L’évolution des modèles montre que certains distributeurs s’intègrent dans la chaine de valeur. Avec une offre de club deal, par exemple, le distributeur amène les clients vers des produits qu’il fabrique ou agrège lui-même, ce qui pousse vers une internalisation de la chaine de valeur. En private equity, la pérennité d’un modèle de distribution pur n’est pas assurée : les professionnels concernés qui n’auraient pas investi et déployé des ressources dans le domaine risquent la désintermédiation par les plateformes plus efficaces qui ont une offre plus riche avec une force de frappe marketing plus importante. Le distributeur traditionnel aura du mal à rester compétitif.

Les clubs deals occupent 10% de l’investissement non-coté et ont connu une croissance significative depuis 2015 alors que le ticket d’entrée démarre à 100.000 euros. Leur croissance risque-t-elle d’heurter un plafond de verre ?

Non, je ne crois pas. Certes, ce n’est pas un marché pour tout le monde, pour autant on assiste à une véritable démocratisation de l’offre. Les processus s’industrialisent et l’économie de la chaine de valeur s’optimise. Il n’est pas exclu que des modèles plus efficients soient trouvé à l’avenir. Des cabinets de CGP proposent ainsi des clubs deals car il est plus intéressant pour certains d’offrir directement le sous-jacent qu’un fonds en distribution. Cette offre peut se démocratiser plus vite que ce que l’on pense avec la baisse du ticket d’entrée et la digitalisation des processus de souscription. Par ailleurs, n’oublions pas que le client retail qui veut investir dans des club deal peut également le faire par l’intermédiaire des plateformes de crowdfunding.

Quelle est la dynamique du capital investissement du côté des particuliers ?

Plusieurs phénomènes se conjuguent. L’industrie du private equity et du capital innovation a investi dans plus de 7.000 entreprises en France et les bénéficiaires qui se sont enrichis réinvestissent dans les fonds. Ce phénomène vaut aussi pour certains entrepreneurs qui cèdent leurs affaires. Parallèlement, la clientèle traditionnelle cherche des produits pour se substituer aux produits traditionnels qui ne rapportent plus.

A quoi attribuez-vous le rééquilibrage de la collecte des SCPI vers les SCI ou les OPCI ces dernières années ?
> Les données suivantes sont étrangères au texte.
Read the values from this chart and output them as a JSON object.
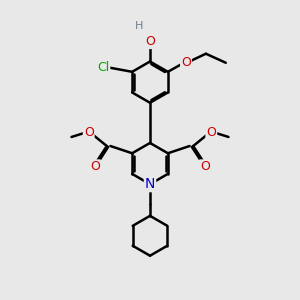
{
  "bg": "#e8e8e8",
  "bond_color": "#000000",
  "lw": 1.8,
  "atom_colors": {
    "O": "#cc0000",
    "N": "#0000cc",
    "Cl": "#00aa00",
    "H": "#708090",
    "C": "#000000"
  },
  "font_size": 9,
  "scale": 1.0
}
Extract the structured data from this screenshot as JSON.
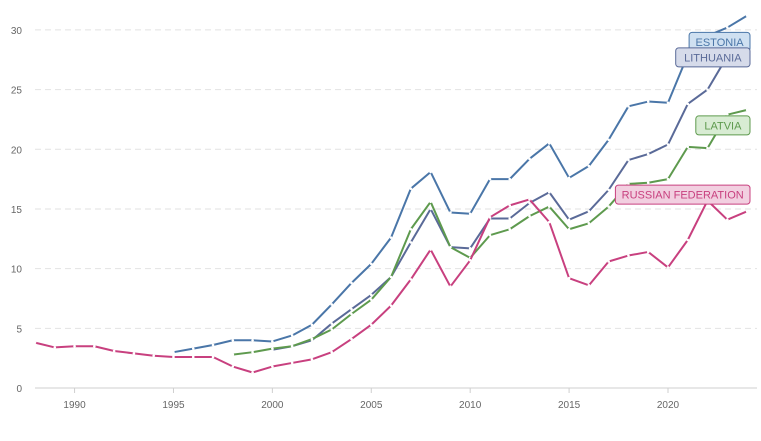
{
  "chart_data": {
    "type": "line",
    "title": "",
    "xlabel": "",
    "ylabel": "",
    "xlim": [
      1988,
      2024.5
    ],
    "ylim": [
      0,
      31
    ],
    "grid": "horizontal dashed",
    "x_ticks": [
      1990,
      1995,
      2000,
      2005,
      2010,
      2015,
      2020
    ],
    "y_ticks": [
      0,
      5,
      10,
      15,
      20,
      25,
      30
    ],
    "series": [
      {
        "name": "ESTONIA",
        "color": "#4a76a8",
        "label_fill": "#cfe0f1",
        "points": [
          [
            1995,
            3.0
          ],
          [
            1996,
            3.3
          ],
          [
            1997,
            3.6
          ],
          [
            1998,
            4.0
          ],
          [
            1999,
            4.0
          ],
          [
            2000,
            3.9
          ],
          [
            2001,
            4.4
          ],
          [
            2002,
            5.3
          ],
          [
            2003,
            7.0
          ],
          [
            2004,
            8.8
          ],
          [
            2005,
            10.4
          ],
          [
            2006,
            12.6
          ],
          [
            2007,
            16.7
          ],
          [
            2008,
            18.1
          ],
          [
            2009,
            14.7
          ],
          [
            2010,
            14.6
          ],
          [
            2011,
            17.5
          ],
          [
            2012,
            17.5
          ],
          [
            2013,
            19.2
          ],
          [
            2014,
            20.5
          ],
          [
            2015,
            17.6
          ],
          [
            2016,
            18.6
          ],
          [
            2017,
            20.8
          ],
          [
            2018,
            23.6
          ],
          [
            2019,
            24.0
          ],
          [
            2020,
            23.9
          ],
          [
            2021,
            27.9
          ],
          [
            2022,
            29.5
          ],
          [
            2023,
            30.2
          ],
          [
            2024,
            31.2
          ]
        ]
      },
      {
        "name": "LITHUANIA",
        "color": "#5a6a98",
        "label_fill": "#d6dbea",
        "points": [
          [
            2000,
            3.2
          ],
          [
            2001,
            3.5
          ],
          [
            2002,
            4.0
          ],
          [
            2003,
            5.4
          ],
          [
            2004,
            6.6
          ],
          [
            2005,
            7.8
          ],
          [
            2006,
            9.3
          ],
          [
            2007,
            12.2
          ],
          [
            2008,
            15.0
          ],
          [
            2009,
            11.8
          ],
          [
            2010,
            11.7
          ],
          [
            2011,
            14.2
          ],
          [
            2012,
            14.2
          ],
          [
            2013,
            15.5
          ],
          [
            2014,
            16.4
          ],
          [
            2015,
            14.1
          ],
          [
            2016,
            14.8
          ],
          [
            2017,
            16.6
          ],
          [
            2018,
            19.1
          ],
          [
            2019,
            19.6
          ],
          [
            2020,
            20.4
          ],
          [
            2021,
            23.8
          ],
          [
            2022,
            25.0
          ],
          [
            2023,
            27.8
          ],
          [
            2024,
            29.0
          ]
        ]
      },
      {
        "name": "LATVIA",
        "color": "#5e9a4e",
        "label_fill": "#d8ecd3",
        "points": [
          [
            1998,
            2.8
          ],
          [
            1999,
            3.0
          ],
          [
            2000,
            3.3
          ],
          [
            2001,
            3.5
          ],
          [
            2002,
            4.1
          ],
          [
            2003,
            4.9
          ],
          [
            2004,
            6.2
          ],
          [
            2005,
            7.4
          ],
          [
            2006,
            9.3
          ],
          [
            2007,
            13.3
          ],
          [
            2008,
            15.6
          ],
          [
            2009,
            11.8
          ],
          [
            2010,
            10.9
          ],
          [
            2011,
            12.8
          ],
          [
            2012,
            13.3
          ],
          [
            2013,
            14.4
          ],
          [
            2014,
            15.2
          ],
          [
            2015,
            13.3
          ],
          [
            2016,
            13.8
          ],
          [
            2017,
            15.2
          ],
          [
            2018,
            17.1
          ],
          [
            2019,
            17.2
          ],
          [
            2020,
            17.5
          ],
          [
            2021,
            20.2
          ],
          [
            2022,
            20.1
          ],
          [
            2023,
            22.9
          ],
          [
            2024,
            23.3
          ]
        ]
      },
      {
        "name": "RUSSIAN FEDERATION",
        "color": "#c8407f",
        "label_fill": "#f2cfe0",
        "points": [
          [
            1988,
            3.8
          ],
          [
            1989,
            3.4
          ],
          [
            1990,
            3.5
          ],
          [
            1991,
            3.5
          ],
          [
            1992,
            3.1
          ],
          [
            1993,
            2.9
          ],
          [
            1994,
            2.7
          ],
          [
            1995,
            2.6
          ],
          [
            1996,
            2.6
          ],
          [
            1997,
            2.6
          ],
          [
            1998,
            1.8
          ],
          [
            1999,
            1.3
          ],
          [
            2000,
            1.8
          ],
          [
            2001,
            2.1
          ],
          [
            2002,
            2.4
          ],
          [
            2003,
            3.0
          ],
          [
            2004,
            4.1
          ],
          [
            2005,
            5.3
          ],
          [
            2006,
            6.9
          ],
          [
            2007,
            9.1
          ],
          [
            2008,
            11.6
          ],
          [
            2009,
            8.5
          ],
          [
            2010,
            10.7
          ],
          [
            2011,
            14.3
          ],
          [
            2012,
            15.3
          ],
          [
            2013,
            15.8
          ],
          [
            2014,
            13.9
          ],
          [
            2015,
            9.2
          ],
          [
            2016,
            8.6
          ],
          [
            2017,
            10.6
          ],
          [
            2018,
            11.1
          ],
          [
            2019,
            11.4
          ],
          [
            2020,
            10.1
          ],
          [
            2021,
            12.4
          ],
          [
            2022,
            15.7
          ],
          [
            2023,
            14.1
          ],
          [
            2024,
            14.8
          ]
        ]
      }
    ]
  }
}
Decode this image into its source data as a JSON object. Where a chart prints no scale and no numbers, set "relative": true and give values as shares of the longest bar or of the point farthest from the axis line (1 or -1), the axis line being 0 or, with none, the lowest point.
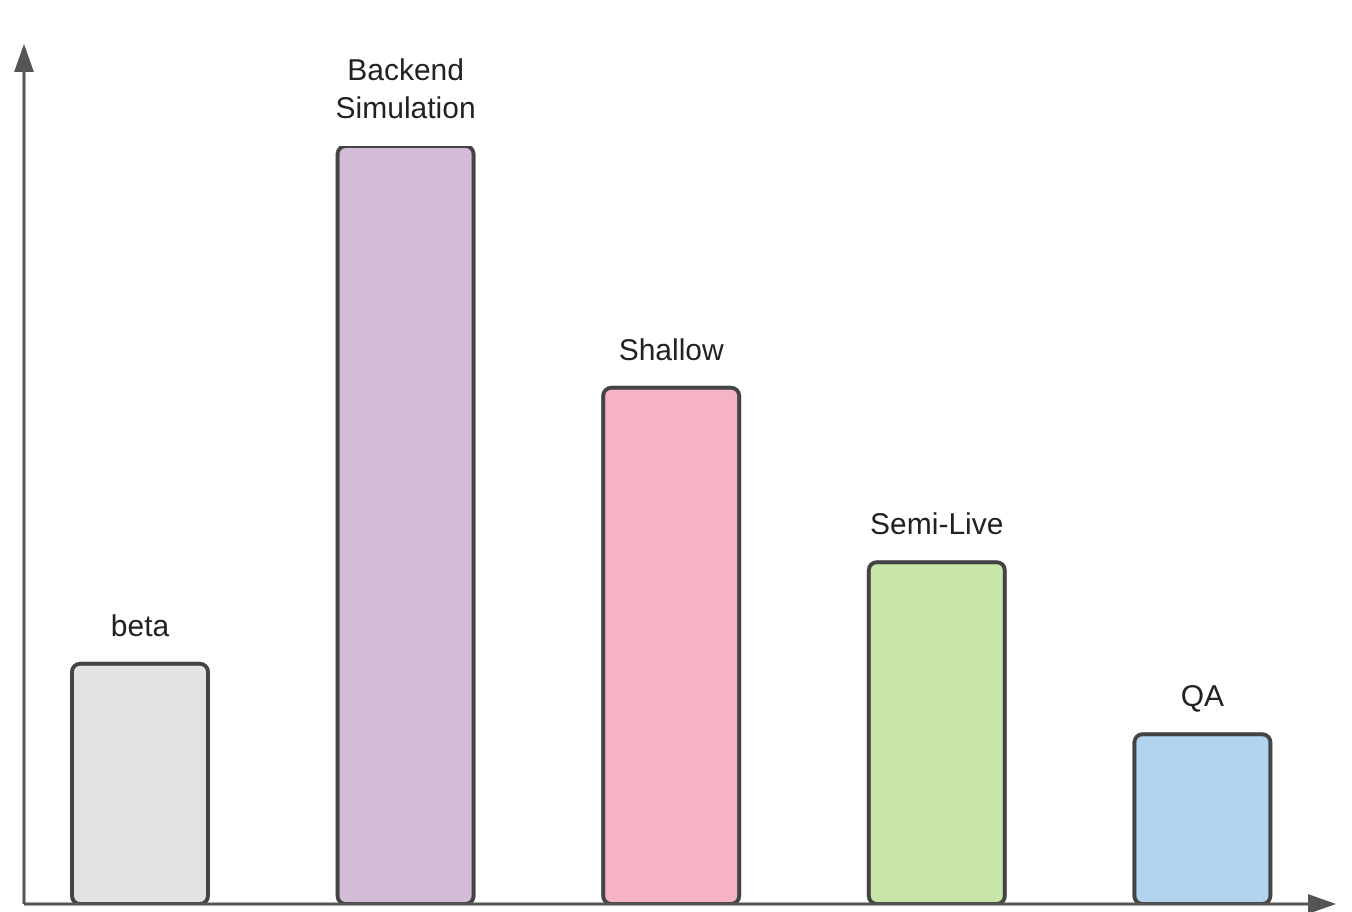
{
  "chart_data": {
    "type": "bar",
    "relative": true,
    "categories": [
      "beta",
      "Backend Simulation",
      "Shallow",
      "Semi-Live",
      "QA"
    ],
    "values": [
      0.317,
      1,
      0.681,
      0.451,
      0.224
    ],
    "colors": [
      "#e3e3e3",
      "#d3bcd5",
      "#f5b3c5",
      "#c7e6a8",
      "#b3d4ee"
    ]
  }
}
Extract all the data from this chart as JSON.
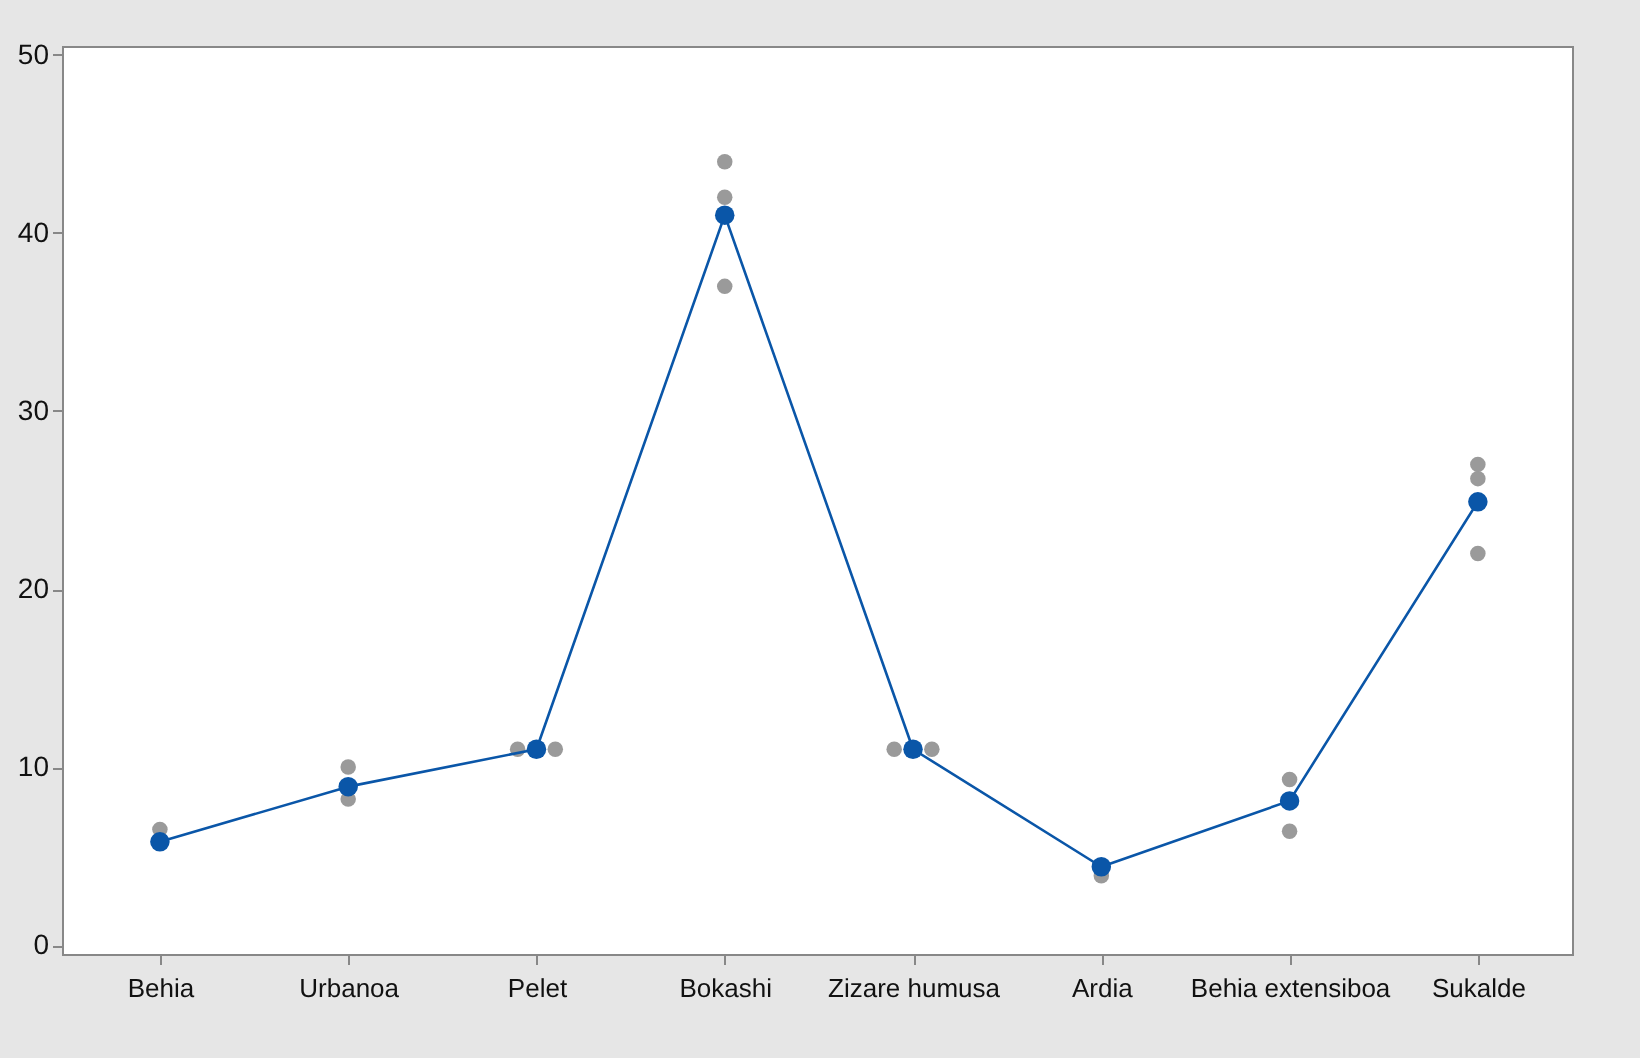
{
  "chart_data": {
    "type": "line",
    "categories": [
      "Behia",
      "Urbanoa",
      "Pelet",
      "Bokashi",
      "Zizare humusa",
      "Ardia",
      "Behia extensiboa",
      "Sukalde"
    ],
    "ylim": [
      -0.5,
      50.5
    ],
    "yticks": [
      0,
      10,
      20,
      30,
      40,
      50
    ],
    "grid": false,
    "marker": "circle",
    "line_style": "solid",
    "series": [
      {
        "type": "scatter",
        "color": "#9a9a9a",
        "x": [
          "Behia",
          "Urbanoa",
          "Urbanoa",
          "Pelet",
          "Pelet",
          "Bokashi",
          "Bokashi",
          "Bokashi",
          "Zizare humusa",
          "Zizare humusa",
          "Ardia",
          "Behia extensiboa",
          "Behia extensiboa",
          "Sukalde",
          "Sukalde",
          "Sukalde"
        ],
        "values": [
          6.5,
          10,
          8.2,
          11,
          11,
          44,
          42,
          37,
          11,
          11,
          3.9,
          9.3,
          6.4,
          27,
          26.2,
          22
        ]
      },
      {
        "color": "#0a56a8",
        "values": [
          5.8,
          8.9,
          11,
          41,
          11,
          4.4,
          8.1,
          24.9
        ]
      }
    ]
  }
}
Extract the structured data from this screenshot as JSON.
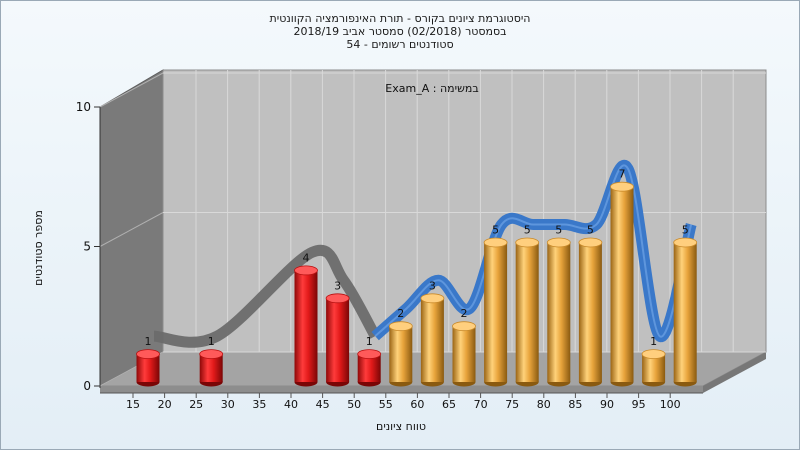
{
  "chart_data": {
    "type": "bar",
    "title_lines": [
      "היסטוגרמת ציונים בקורס - תורת האינפורמציה הקוונטית",
      "בסמסטר  (02/2018)  סמסטר אביב 2018/19",
      "סטודנטים רשומים - 54"
    ],
    "annotation": "במשימה : Exam_A",
    "xlabel": "טווח ציונים",
    "ylabel": "מספר סטודנטים",
    "ylim": [
      0,
      10
    ],
    "yticks": [
      0,
      5,
      10
    ],
    "xticks": [
      "15",
      "20",
      "25",
      "30",
      "35",
      "40",
      "45",
      "50",
      "55",
      "60",
      "65",
      "70",
      "75",
      "80",
      "85",
      "90",
      "95",
      "100"
    ],
    "categories": [
      "15",
      "25",
      "40",
      "45",
      "50",
      "55",
      "60",
      "65",
      "70",
      "75",
      "80",
      "85",
      "90",
      "95",
      "100"
    ],
    "values": [
      1,
      1,
      4,
      3,
      1,
      2,
      3,
      2,
      5,
      5,
      5,
      5,
      7,
      1,
      5
    ],
    "bar_groups": [
      "fail",
      "fail",
      "fail",
      "fail",
      "fail",
      "pass",
      "pass",
      "pass",
      "pass",
      "pass",
      "pass",
      "pass",
      "pass",
      "pass",
      "pass"
    ],
    "colors": {
      "fail": "#e21a1a",
      "pass": "#e8a43c",
      "curve": "#3a78c9",
      "wall": "#7a7a7a",
      "plot_back": "#c0c0c0",
      "floor": "#a4a4a4"
    },
    "grid": true
  }
}
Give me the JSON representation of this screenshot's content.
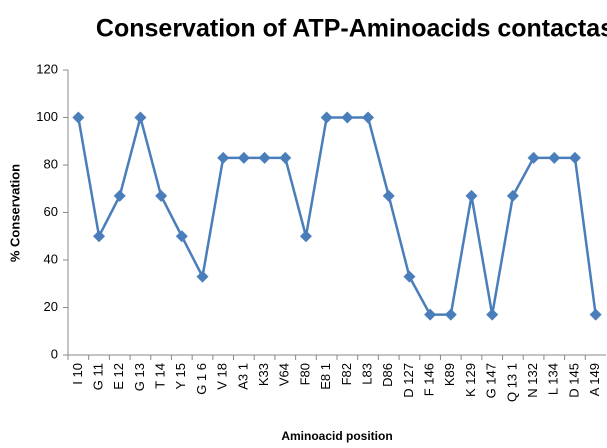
{
  "chart_data": {
    "type": "line",
    "title": "Conservation of ATP-Aminoacids contactas",
    "x_label": "Aminoacid position",
    "y_label": "% Conservation",
    "categories": [
      "I 10",
      "G 11",
      "E 12",
      "G 13",
      "T 14",
      "Y 15",
      "G 1 6",
      "V 18",
      "A3 1",
      "K33",
      "V64",
      "F80",
      "E8 1",
      "F82",
      "L83",
      "D86",
      "D 127",
      "F 146",
      "K89",
      "K 129",
      "G 147",
      "Q 13 1",
      "N 132",
      "L 134",
      "D 145",
      "A 149"
    ],
    "series": [
      {
        "name": "% Conservation",
        "color": "#4a7ebb",
        "values": [
          100,
          50,
          67,
          100,
          67,
          50,
          33,
          83,
          83,
          83,
          83,
          50,
          100,
          100,
          100,
          67,
          33,
          17,
          17,
          67,
          17,
          67,
          83,
          83,
          83,
          17
        ]
      }
    ],
    "ylim": [
      0,
      120
    ],
    "yticks": [
      0,
      20,
      40,
      60,
      80,
      100,
      120
    ],
    "grid": false,
    "legend": false
  }
}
La SCPI présente certains inconvénients pour l’assureur qui porte le risque de liquidité et a quinze jours pour honorer le rachat du contrat. L’immobilier est très en demande en substitution au fonds euros, compte-tenu de son rendement récurrent et de bonne qualité. Mais la SCPI contraint l’assureur à assumer la gestion du risque de liquidité, là où d’autres produits présentent des avantages de ce point de vue : l’OPCI a la moitié de son actif investi en liquidités et la SCI est multi-investie. Par ailleurs, la souscription à une SCPI peut paraitre chère même si les frais d’entrée doivent être appréhendés en fonction de l’horizon de placement. Enfin, les distributeurs ne touchent pas de commissions récurrentes sur les SCPI.